Smart working, utile ma non per tutti né in misura uguale nelle diverse tipologie d’impresa. Uno studio ha infatti evidenziato come lavorare da casa abbia un impatto significativo sulla salute mentale di alcuni gruppi, in particolare le donne, le persone single e i genitori con figli conviventi.
“Occorre trovare un giusto equilibrio nell’utilizzo dello smart working, una modalità di lavoro che non si adatta a tutte le persone e a qualsiasi contesto aziendale”, conferma Marisa Smaila, presidente del Gruppo Donne di Confimi Apindustria Verona commentando i risultati della ricerca (pubblicata sulla rivista Journal of the Economics of Ageing) svolta in chiave economica ma anche sociale all’Università Ca’ Foscari di Venezia, all’Università di Padova e all’IFO Institute di Monaco.
OBIETTIVO SMART WORKING NELLE UNIVERSITà
Sono emerse interessanti riflessioni sulla diffusione di modelli di lavoro ibridi e da remoto anche nel periodo successivo alla pandemia. I risultati dello studio hanno evidenziato come lavorare da casa pesi appunto più più sull’equilibrio di particolari cluster sociali. Secondo i ricercatori non tutti i lavoratori vivono allo stesso modo lo smart working, tanto che per alcuni diventa una condizione difficile da gestire e un fattore di rischio per la sindrome da burnout.


Imporre limiti rigidi o regole uguali per tutti sui giorni di lavoro da remoto rischia, è la conclusione dell’indagine, di non tenere conto delle esigenze reali delle persone. Marisa Smaila evidenzia che all’interno delle aziende “non sia di per sé lo smart working a essere il colpevole diretto di depressione o di altre malattie di natura mentale, quanto la qualità del luogo di lavoro. In qualsiasi organizzazione, che sia l’impresa, la famiglia o il contesto sportivo occorre darsi degli scopi e avere la giusta motivazione. Se questo viene meno”, ribadisce, “si generano impatti in termini lavorativi e sociali sia su noi stessi che su chi ci sta accanto, con ricadute non solo sulla produttività ma anche sul sistema sanitario nazionale”.
PMI, SOSTENIBILITà ECONOMICA E PRODUTTIVITà
La presidente del Gruppo Donne di Confimi Verona aggiunge che “lo smart working deve diventare sinonimo di flessibilità positiva, utile a portare valore aggiunto all’azienda. Dipende però dai contesti: nella piccola e media impresa di produzione è chiaramente difficile metterlo in pratica. Il lavoro, qualunque esso sia, nobilita l’uomo ma l’importante è sapersi mettere in gioco nel proprio luogo di lavoro, dandosi sempre nuovi obiettivi, sia da remoto che in presenza”.
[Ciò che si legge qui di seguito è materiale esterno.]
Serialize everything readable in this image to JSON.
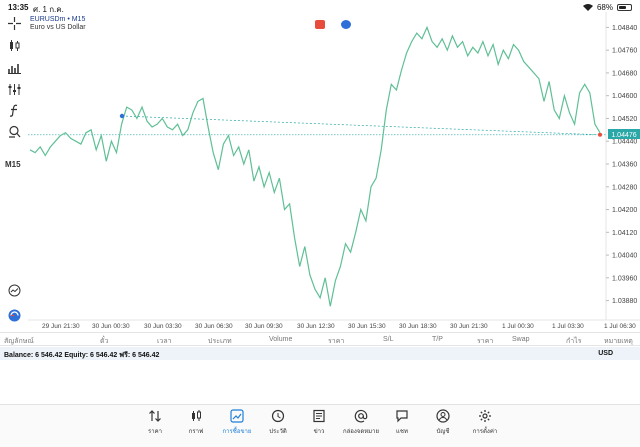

Il dibattito, nel presente e nel futuro, dovrà essere sempre più mirato, conclude Smaila, “sulla necessità di garantire politiche flessibili, capaci di adattarsi al contesto aziendale e a quello familiare di chi lavora, senza dimenticare la necessità di garantire all’impresa la sostenibilità economica e la produttività”.